We’re a week away from the 500th anniversary of the ill-starred Battle of Flodden, where ten thousand Scottish deaths robbed the nation of the cream of its youth and its respected and progressive monarch James IV. It is a half-millennium-old scar on the Scottish psyche that refuses to heal. Bringing a human and emotional focus to that dreadful afternoon and its immediate aftermath is the triumph of Rosemary Goring’s first novel. Voice’s David Innes reviews.
It is all too easy to read military history and to become tied up in weaponry, strategy, tactics and numbers, forgetting the individual human outcomes and emotional fallout of major, traumatic events.
After Flodden time-shifts effortlessly and expertly, moving between the preparation for battle, a harrowing account from a participating character and, majorly, a Kidnapped-style post-battle journey across the threatening Border Marches as far south as Durham, to deal with a familial issue of national importance.

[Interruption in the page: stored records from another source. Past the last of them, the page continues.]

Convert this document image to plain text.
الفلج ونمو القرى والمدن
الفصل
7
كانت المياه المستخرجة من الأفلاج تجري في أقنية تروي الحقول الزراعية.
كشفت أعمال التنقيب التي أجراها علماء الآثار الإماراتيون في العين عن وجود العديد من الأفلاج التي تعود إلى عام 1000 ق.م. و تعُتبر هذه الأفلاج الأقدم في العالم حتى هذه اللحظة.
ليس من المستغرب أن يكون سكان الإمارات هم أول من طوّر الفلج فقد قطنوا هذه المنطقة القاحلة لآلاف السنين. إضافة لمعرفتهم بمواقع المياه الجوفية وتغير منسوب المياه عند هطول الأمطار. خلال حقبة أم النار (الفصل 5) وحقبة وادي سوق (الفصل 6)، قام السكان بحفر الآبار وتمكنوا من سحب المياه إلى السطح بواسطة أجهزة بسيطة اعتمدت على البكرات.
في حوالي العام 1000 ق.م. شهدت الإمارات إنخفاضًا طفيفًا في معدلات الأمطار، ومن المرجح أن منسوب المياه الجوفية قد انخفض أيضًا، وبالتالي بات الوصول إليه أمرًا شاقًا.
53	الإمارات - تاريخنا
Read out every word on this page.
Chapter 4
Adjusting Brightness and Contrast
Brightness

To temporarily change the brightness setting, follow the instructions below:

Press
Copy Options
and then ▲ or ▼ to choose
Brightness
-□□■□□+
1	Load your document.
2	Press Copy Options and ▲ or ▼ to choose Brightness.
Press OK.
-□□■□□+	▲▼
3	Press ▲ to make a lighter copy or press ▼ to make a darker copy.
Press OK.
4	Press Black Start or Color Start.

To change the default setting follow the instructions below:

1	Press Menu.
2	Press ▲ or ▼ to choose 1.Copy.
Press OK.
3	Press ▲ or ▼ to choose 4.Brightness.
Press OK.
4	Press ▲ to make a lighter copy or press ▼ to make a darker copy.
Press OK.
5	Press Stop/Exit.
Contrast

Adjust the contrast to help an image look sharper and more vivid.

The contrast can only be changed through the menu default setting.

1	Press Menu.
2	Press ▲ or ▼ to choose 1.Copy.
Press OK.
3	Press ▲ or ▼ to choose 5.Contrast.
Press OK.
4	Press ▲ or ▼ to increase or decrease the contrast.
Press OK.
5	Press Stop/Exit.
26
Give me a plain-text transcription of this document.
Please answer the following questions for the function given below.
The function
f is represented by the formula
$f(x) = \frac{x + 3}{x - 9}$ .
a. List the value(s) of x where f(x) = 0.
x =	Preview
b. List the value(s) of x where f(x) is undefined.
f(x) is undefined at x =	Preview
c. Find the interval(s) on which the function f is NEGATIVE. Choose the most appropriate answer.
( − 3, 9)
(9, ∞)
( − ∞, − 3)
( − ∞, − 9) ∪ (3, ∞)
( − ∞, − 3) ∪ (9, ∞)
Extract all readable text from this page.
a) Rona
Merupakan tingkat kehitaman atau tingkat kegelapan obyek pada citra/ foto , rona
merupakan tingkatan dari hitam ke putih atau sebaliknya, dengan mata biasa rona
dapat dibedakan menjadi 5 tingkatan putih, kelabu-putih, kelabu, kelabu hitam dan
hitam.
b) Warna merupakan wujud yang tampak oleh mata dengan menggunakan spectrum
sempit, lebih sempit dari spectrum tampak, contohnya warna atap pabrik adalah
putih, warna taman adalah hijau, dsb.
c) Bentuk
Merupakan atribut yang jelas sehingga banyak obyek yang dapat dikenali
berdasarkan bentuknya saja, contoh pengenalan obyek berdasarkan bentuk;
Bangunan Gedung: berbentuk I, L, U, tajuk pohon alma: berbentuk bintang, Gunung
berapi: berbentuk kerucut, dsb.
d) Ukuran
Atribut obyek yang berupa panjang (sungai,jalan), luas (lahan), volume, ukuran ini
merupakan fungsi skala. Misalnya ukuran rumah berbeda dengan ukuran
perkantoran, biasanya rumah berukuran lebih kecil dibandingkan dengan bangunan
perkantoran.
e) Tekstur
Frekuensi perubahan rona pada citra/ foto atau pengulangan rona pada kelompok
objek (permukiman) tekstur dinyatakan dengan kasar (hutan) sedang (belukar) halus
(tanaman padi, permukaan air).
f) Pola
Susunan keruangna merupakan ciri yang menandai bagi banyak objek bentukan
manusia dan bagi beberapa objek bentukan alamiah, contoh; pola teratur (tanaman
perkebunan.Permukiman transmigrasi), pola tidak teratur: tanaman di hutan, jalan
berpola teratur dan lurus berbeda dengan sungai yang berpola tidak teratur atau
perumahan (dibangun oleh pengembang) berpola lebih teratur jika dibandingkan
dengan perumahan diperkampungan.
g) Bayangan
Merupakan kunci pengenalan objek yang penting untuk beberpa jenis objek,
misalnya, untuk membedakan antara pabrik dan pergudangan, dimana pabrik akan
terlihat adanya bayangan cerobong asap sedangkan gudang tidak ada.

Whilst this is going on, the English noose threatens to tighten around the Borders, regarded as an anarchic free-booting hotbed of crime and hostility to authority.
Of course, constrained by accounts of historical events and by the actual cast list of 1513, the author has to fit within the timeframe and the presence of major contemporary political characters. This does not curb her narrative imagination, however, and the plot and sub-plots are populated by protagonists with whose emotions, motives and actions it is easy to identify.
Emotions? Character traits? Are mistrust, subterfuge, passion, intrigue, betrayal, guilt and remorse enough to be going on with? Paniter, Crozier, Torrance, Louise, Benoit and even the vixen are memorable and credible imaginative creations, even where Goring’s own obvious fictional instincts have to be tempered by historical fact and evidence.
This is a fascinating and illuminating page-turner, especially for a debut novel, and readers will hope that there is more to come from the skilful, artful pen of Rosemary Goring.